Sep 07 13:34:03 ubnt snmpd[29341]: duplicate table data attempted to be entered. row exists
Sep 07 13:34:03 ubnt snmpd[29341]: Failed to register extend entry ‘test2’ – possibly duplicate name.
Sep 07 13:34:03 ubnt snmpd[29341]: Turning on AgentX master support.
Sep 07 13:34:03 ubnt snmpd[29341]: net-snmp: 5 error(s) in config file(s)
Sep 07 13:34:03 ubnt systemd[1]: snmpd.service: Main process exited, code=exited, status=1/FAILURE
Sep 07 13:34:03 ubnt snmpd[29341]: Error opening specified endpoint “udp:127.0.0.1:161”
Sep 07 13:34:03 ubnt systemd[1]: snmpd.service: Failed with result ‘exit-code’.
Sep 07 13:34:03 ubnt snmpd[29341]: Server Exiting with code 1
It looks like you’ve copied the large example/default snmpd.conf file. Per my blog post I suggest you strip it back to the simplest level and then add additional capabilities if needed.
Thanks Martin for this usefull guide.
No Matter what I try i cannot do SNMP walk for the UDM pro from i reasoning, I can do it for all the other ubquiti devices on the network I have (1 switch, 3 APs), but keep getting errors from the ireasoning software that the SNMP walk request timed out. At the same time i ran a discovery using PRTG and it could detect the UDM Pro and added basic SNMP sensors. I am trying to import the MIB library into PRTG to make some custom sensors. Any idea how i can export the MIB library from UDM pro
The current version iReasoning I believe uses GetBulk calls when walking the device. Not all devices implement support for Get-Bulk and instead need to use Get and Get-Next.

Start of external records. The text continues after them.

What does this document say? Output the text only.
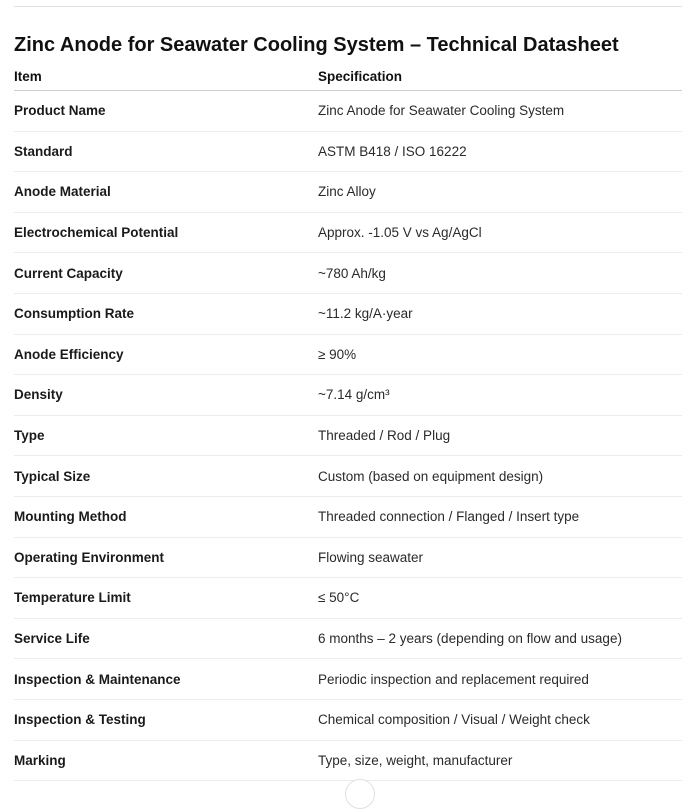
Zinc Anode for Seawater Cooling System – Technical Datasheet
Item	Specification
Product Name	Zinc Anode for Seawater Cooling System
Standard	ASTM B418 / ISO 16222
Anode Material	Zinc Alloy
Electrochemical Potential	Approx. -1.05 V vs Ag/AgCl
Current Capacity	~780 Ah/kg
Consumption Rate	~11.2 kg/A·year
Anode Efficiency	≥ 90%
Density	~7.14 g/cm³
Type	Threaded / Rod / Plug
Typical Size	Custom (based on equipment design)
Mounting Method	Threaded connection / Flanged / Insert type
Operating Environment	Flowing seawater
Temperature Limit	≤ 50°C
Service Life	6 months – 2 years (depending on flow and usage)
Inspection & Maintenance	Periodic inspection and replacement required
Inspection & Testing	Chemical composition / Visual / Weight check
Marking	Type, size, weight, manufacturer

Older versions (don’t recall which) don’t use Get-Bulk, similarly other tools may work, maybe try net-snmp snmpwalk
Being able to walk the device will provide you with a list of OIDs and current values, that’s not however a MIB. The devices mostly use the standard MIB-2 MIB which provides interface data in ifTable, as I no longer have my UDM Pro I can’t check, but it may also support the extended MIB to provide more details in the ifXtable. This community post suggests there are some vendor-specific MIBs for certain devices, so you could try digging there if you can’t find the data you need in the standard MIBs.
My UDM-Pro restarted last night at 3:00am and can’t seem to put any reason on why it did. Automatic updates are turned off. Seems that all my SNMP settings were lost, I had to put them back in place this morning. Anyone find a way around that?
Was the configuration lost in both:
/etc/snmp/snmpd.confand/usr/share/snmp/snmpd.conf?